In painful tears, I departed for studies and to my dismay, the 25 percent left was no match for exchange rates when converted. After settling in and three months abroad house rent, all the scholarship money had gone. So here I was, distanced from family with books to read, essays to write and of course no scholarship money left. Naturally, I was dispirited, disconsolate and disheartened.
Then my survival instincts kicked in. I had survived unemployment, survived a take home salary that never took me home. I had survived travelling several long distances to 31 states in search of ‘daily bread’ no matter how much was paid. I had survived disappointment, sense of failure, depression and ‘poverty’ and then I realized I had been through ‘this kind of road’ before and if I could survive all those harrowing experiences, I would not succumb to this. I said to myself, ‘I have seen 99 what is 100? 
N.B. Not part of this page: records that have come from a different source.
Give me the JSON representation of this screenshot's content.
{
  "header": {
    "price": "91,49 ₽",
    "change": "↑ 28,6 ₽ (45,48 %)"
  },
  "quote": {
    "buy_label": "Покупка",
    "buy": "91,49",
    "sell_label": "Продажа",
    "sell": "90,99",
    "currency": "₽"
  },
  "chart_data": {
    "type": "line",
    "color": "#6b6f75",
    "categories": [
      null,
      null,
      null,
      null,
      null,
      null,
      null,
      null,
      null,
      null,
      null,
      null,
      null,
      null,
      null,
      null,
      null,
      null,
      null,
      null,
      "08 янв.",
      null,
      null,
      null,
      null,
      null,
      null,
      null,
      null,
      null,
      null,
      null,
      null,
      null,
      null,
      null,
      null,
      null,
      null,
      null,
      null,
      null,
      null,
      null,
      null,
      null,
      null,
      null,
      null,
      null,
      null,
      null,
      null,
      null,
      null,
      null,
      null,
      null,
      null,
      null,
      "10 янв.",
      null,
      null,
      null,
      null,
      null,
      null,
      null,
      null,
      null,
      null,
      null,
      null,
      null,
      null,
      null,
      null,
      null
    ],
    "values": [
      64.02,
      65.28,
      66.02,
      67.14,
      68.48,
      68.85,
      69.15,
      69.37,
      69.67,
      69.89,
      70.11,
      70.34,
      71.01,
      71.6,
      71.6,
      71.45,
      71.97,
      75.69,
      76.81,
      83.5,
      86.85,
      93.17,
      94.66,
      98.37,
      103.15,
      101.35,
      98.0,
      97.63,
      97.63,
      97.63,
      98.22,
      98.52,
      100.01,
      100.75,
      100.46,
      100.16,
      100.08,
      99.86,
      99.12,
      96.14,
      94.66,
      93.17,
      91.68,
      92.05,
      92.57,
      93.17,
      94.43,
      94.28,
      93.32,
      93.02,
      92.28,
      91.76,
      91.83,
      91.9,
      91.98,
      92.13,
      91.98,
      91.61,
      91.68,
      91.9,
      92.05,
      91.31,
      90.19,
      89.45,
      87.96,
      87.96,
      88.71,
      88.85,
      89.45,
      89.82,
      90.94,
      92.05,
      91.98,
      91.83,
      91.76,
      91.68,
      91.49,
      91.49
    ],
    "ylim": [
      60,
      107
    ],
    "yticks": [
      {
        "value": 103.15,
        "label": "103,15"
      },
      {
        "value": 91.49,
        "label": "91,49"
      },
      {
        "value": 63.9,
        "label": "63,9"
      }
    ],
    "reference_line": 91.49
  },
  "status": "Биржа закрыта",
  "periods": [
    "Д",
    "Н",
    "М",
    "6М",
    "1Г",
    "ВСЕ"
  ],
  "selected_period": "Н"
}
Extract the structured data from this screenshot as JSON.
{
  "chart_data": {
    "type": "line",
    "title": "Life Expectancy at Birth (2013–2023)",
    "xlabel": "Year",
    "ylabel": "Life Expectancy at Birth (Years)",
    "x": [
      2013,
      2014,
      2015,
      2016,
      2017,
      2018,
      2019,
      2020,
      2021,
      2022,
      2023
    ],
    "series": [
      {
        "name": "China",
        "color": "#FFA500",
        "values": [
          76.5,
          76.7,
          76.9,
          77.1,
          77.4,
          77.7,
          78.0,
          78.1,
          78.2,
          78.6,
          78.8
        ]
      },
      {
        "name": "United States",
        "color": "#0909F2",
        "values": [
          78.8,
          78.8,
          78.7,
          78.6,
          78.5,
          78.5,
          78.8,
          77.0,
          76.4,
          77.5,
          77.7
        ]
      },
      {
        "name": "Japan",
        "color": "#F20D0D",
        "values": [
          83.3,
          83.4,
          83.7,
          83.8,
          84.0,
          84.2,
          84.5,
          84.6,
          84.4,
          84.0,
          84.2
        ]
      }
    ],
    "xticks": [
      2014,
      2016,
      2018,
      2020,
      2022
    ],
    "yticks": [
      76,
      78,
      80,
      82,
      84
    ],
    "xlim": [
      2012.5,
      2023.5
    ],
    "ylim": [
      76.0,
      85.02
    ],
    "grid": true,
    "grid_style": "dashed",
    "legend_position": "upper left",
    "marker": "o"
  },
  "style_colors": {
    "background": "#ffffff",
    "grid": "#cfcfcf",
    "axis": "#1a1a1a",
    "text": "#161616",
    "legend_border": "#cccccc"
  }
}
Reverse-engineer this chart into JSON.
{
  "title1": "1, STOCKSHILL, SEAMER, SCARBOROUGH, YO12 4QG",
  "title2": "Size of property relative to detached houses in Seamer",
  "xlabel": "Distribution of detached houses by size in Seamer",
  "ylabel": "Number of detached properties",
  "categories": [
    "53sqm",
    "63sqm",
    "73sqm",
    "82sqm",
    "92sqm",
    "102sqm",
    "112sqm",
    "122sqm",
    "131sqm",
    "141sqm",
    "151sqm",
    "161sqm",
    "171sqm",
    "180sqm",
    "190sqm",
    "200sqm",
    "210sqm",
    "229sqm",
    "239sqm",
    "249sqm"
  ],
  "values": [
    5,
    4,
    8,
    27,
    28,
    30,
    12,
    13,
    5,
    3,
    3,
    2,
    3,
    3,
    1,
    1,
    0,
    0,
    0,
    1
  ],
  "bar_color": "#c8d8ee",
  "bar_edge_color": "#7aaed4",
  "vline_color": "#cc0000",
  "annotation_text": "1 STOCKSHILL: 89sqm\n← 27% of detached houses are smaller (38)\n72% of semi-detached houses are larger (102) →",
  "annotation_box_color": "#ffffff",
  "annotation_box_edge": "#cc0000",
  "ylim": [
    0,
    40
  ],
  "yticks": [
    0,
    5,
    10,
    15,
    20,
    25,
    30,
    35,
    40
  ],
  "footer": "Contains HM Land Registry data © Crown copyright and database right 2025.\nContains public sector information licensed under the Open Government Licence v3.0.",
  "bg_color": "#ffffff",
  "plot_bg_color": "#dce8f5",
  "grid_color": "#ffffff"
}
Determined, I put ‘fine boy’ aside and got to work. By day, I was a factory worker, plate washer, sandwich maker and customer service agent. At night, a care giver, bar tender and support worker. On Saturdays, an event MC and on Sundays, I was an Usher and a Sunday School Teacher. Every other day, I was a student and would read while travelling on trains and buses to my various work destinations. Always on the move, I recouped all that I had lost and saved for my numerous travel ‘odysseys’. I bagged more than a Master’s degree certificate in the end. I finished top of my class but beyond that I also bagged a new kind of certificate, ‘sabificate’. To ‘sabi’ is to know.
That was years ago, but all those experiences would nudge me to the man I am becoming. My factory work taught me the value of hard work and diligence. Plate washing how to give a helping hand at home. Sandwich making sharpened my culinary skills and customer service how to sell brilliant research ideas. My bar shifts made me a wine connoisseur and my care giving role, made me an auxiliary nurse. Through my Saturday work, I mastered the fine art of speaking. My Sunday work, the beauty of teaching people.
For I have realized that life is a process and a journey. The ‘process of the journey’ and the ‘journey of the process’ often brings sweet and bitter experiences. In the end, nothing we go through is wasted.